The U.S. Treasuries continued their weeklong slide on Friday as markets now stand in anticipation of the September employment report to finish off the week. Overall, little new was seen on Thursday as markets were greeted by further improvement in weekly jobless claims data that broke below the 250k-mark and reached their lowest level since 16 April.
The yield on the benchmark 10-year Treasury note rose 2 basis points to 1.73 percent, the yield on 5-year bond jumped 2 basis points to 1.27 percent and the yield on short-term 2-year note climbed nearly 1 basis point to 0.85 percent by 11:00 GMT.

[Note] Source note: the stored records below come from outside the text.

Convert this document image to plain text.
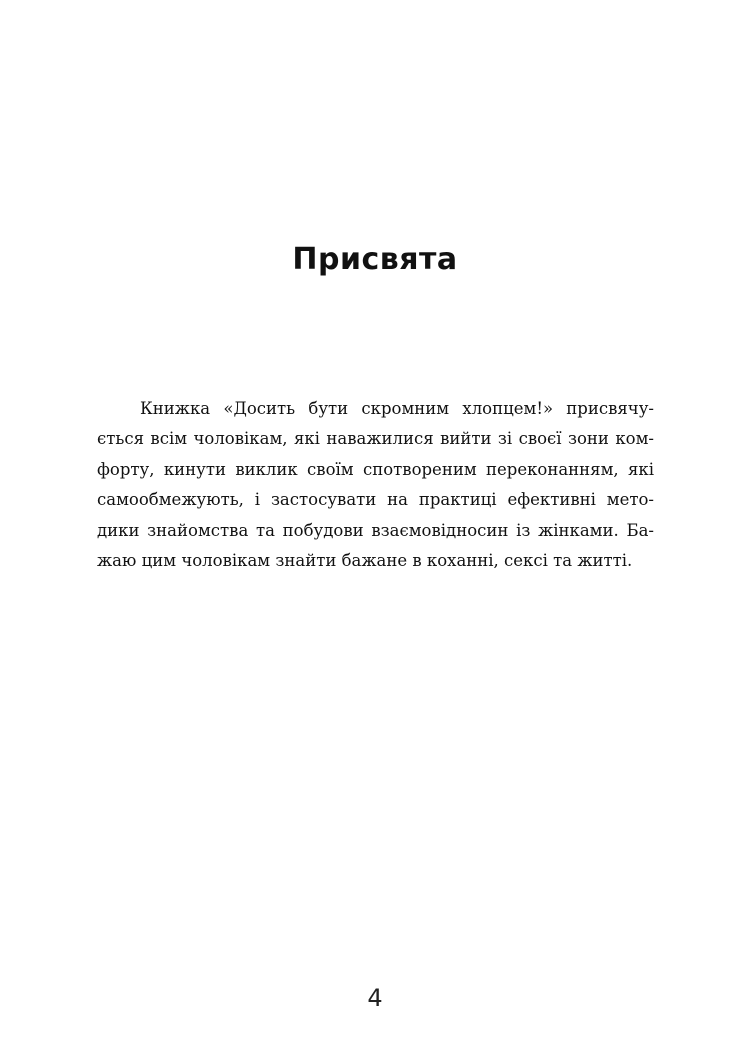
Присвята
Книжка «Досить бути скромним хлопцем!» присвячу-
ється всім чоловікам, які наважилися вийти зі своєї зони ком-
форту, кинути виклик своїм спотвореним переконанням, які
самообмежують, і застосувати на практиці ефективні мето-
дики знайомства та побудови взаємовідносин із жінками. Ба-
жаю цим чоловікам знайти бажане в коханні, сексі та житті.
4
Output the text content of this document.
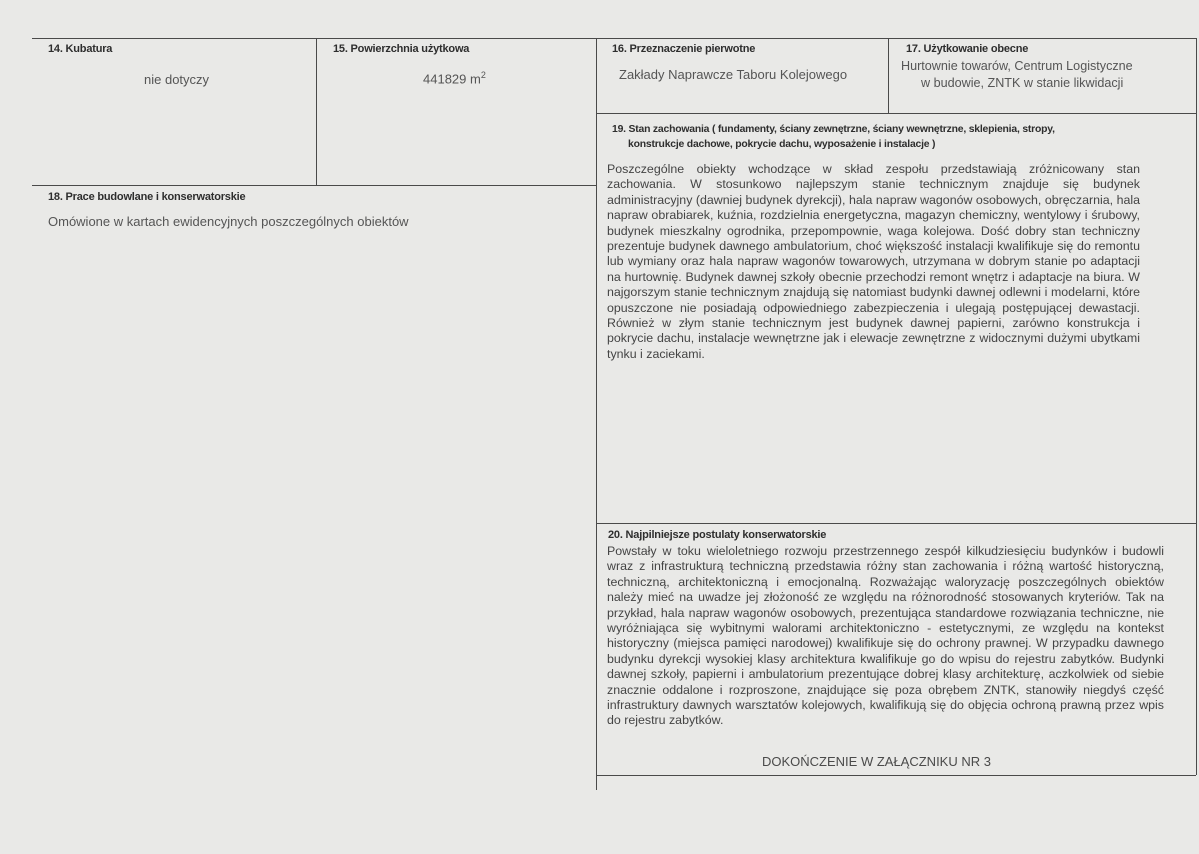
14. Kubatura
nie dotyczy
15. Powierzchnia użytkowa
441829 $m^2$
16. Przeznaczenie pierwotne
Zakłady Naprawcze Taboru Kolejowego
17. Użytkowanie obecne
Hurtownie towarów, Centrum Logistyczne
w budowie, ZNTK w stanie likwidacji
18. Prace budowlane i konserwatorskie
Omówione w kartach ewidencyjnych poszczególnych obiektów
19. Stan zachowania ( fundamenty, ściany zewnętrzne, ściany wewnętrzne, sklepienia, stropy,
konstrukcje dachowe, pokrycie dachu, wyposażenie i instalacje )
Poszczególne obiekty wchodzące w skład zespołu przedstawiają zróżnicowany stan zachowania. W stosunkowo najlepszym stanie technicznym znajduje się budynek administracyjny (dawniej budynek dyrekcji), hala napraw wagonów osobowych, obręczarnia, hala napraw obrabiarek, kuźnia, rozdzielnia energetyczna, magazyn chemiczny, wentylowy i śrubowy, budynek mieszkalny ogrodnika, przepompownie, waga kolejowa. Dość dobry stan techniczny prezentuje budynek dawnego ambulatorium, choć większość instalacji kwalifikuje się do remontu lub wymiany oraz hala napraw wagonów towarowych, utrzymana w dobrym stanie po adaptacji na hurtownię. Budynek dawnej szkoły obecnie przechodzi remont wnętrz i adaptacje na biura. W najgorszym stanie technicznym znajdują się natomiast budynki dawnej odlewni i modelarni, które opuszczone nie posiadają odpowiedniego zabezpieczenia i ulegają postępującej dewastacji. Również w złym stanie technicznym jest budynek dawnej papierni, zarówno konstrukcja i pokrycie dachu, instalacje wewnętrzne jak i elewacje zewnętrzne z widocznymi dużymi ubytkami tynku i zaciekami.
20. Najpilniejsze postulaty konserwatorskie
Powstały w toku wieloletniego rozwoju przestrzennego zespół kilkudziesięciu budynków i budowli wraz z infrastrukturą techniczną przedstawia różny stan zachowania i różną wartość historyczną, techniczną, architektoniczną i emocjonalną. Rozważając waloryzację poszczególnych obiektów należy mieć na uwadze jej złożoność ze względu na różnorodność stosowanych kryteriów. Tak na przykład, hala napraw wagonów osobowych, prezentująca standardowe rozwiązania techniczne, nie wyróżniająca się wybitnymi walorami architektoniczno - estetycznymi, ze względu na kontekst historyczny (miejsca pamięci narodowej) kwalifikuje się do ochrony prawnej. W przypadku dawnego budynku dyrekcji wysokiej klasy architektura kwalifikuje go do wpisu do rejestru zabytków. Budynki dawnej szkoły, papierni i ambulatorium prezentujące dobrej klasy architekturę, aczkolwiek od siebie znacznie oddalone i rozproszone, znajdujące się poza obrębem ZNTK, stanowiły niegdyś część infrastruktury dawnych warsztatów kolejowych, kwalifikują się do objęcia ochroną prawną przez wpis do rejestru zabytków.
DOKOŃCZENIE W ZAŁĄCZNIKU NR 3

US Initial jobless claims for the week ending 1 October August decreased -5k to 249k, below expectations for a 256k result, as compared to the unrevised 254k reading seen in the week prior. The 4-week average was reported at 253.5k, down from the unrevised 256.0k reading seen in the week prior. Meanwhile, continuing claims for week ending 24 September decreased to 2.058 million, versus the 2.064 million reading seen prior. The insured unemployment rate held unchanged at 1.5 percent.
Markets now await September employment report on Friday which could go a long way in bolstering calls for some policy action before year-end as the Fed remains supported by further improvement in employment conditions alongside gradually warmer inflation readings.
Moreover, the September Labor Department employment situation report will be released on Friday at 12:30 GMT. Overall, we expect non-farm payrolls will increase +180k in September (market expectations are for a +175k increase), versus the +151k reading seen in August, alongside no change in the unemployment rate of 4.9 percent (market expectations are for a 4.9 percent result). Great focus will likely be paid to gains in total private employment which we expect will increase around +170k.
Beyond the headline, we expect average hourly earnings will increase +0.2 percent m/m, alongside an increase in weekly hours to 34.4. On balance, despite the volatility seen in recent months, we anticipate further improvement taking hold in the coming months as conditions gradually improve. Given the greater focus on what the Fed is likely to do next following liftoff in December, we anticipate the September employment report will be sufficiently strong enough to justify additional moves higher (though other factors and subsequent reports will likely keep policymakers second-guessing).
Meanwhile, the S&P 500 Futures traded 4.50 points lower at 2,148.50 by 11:10 GMT.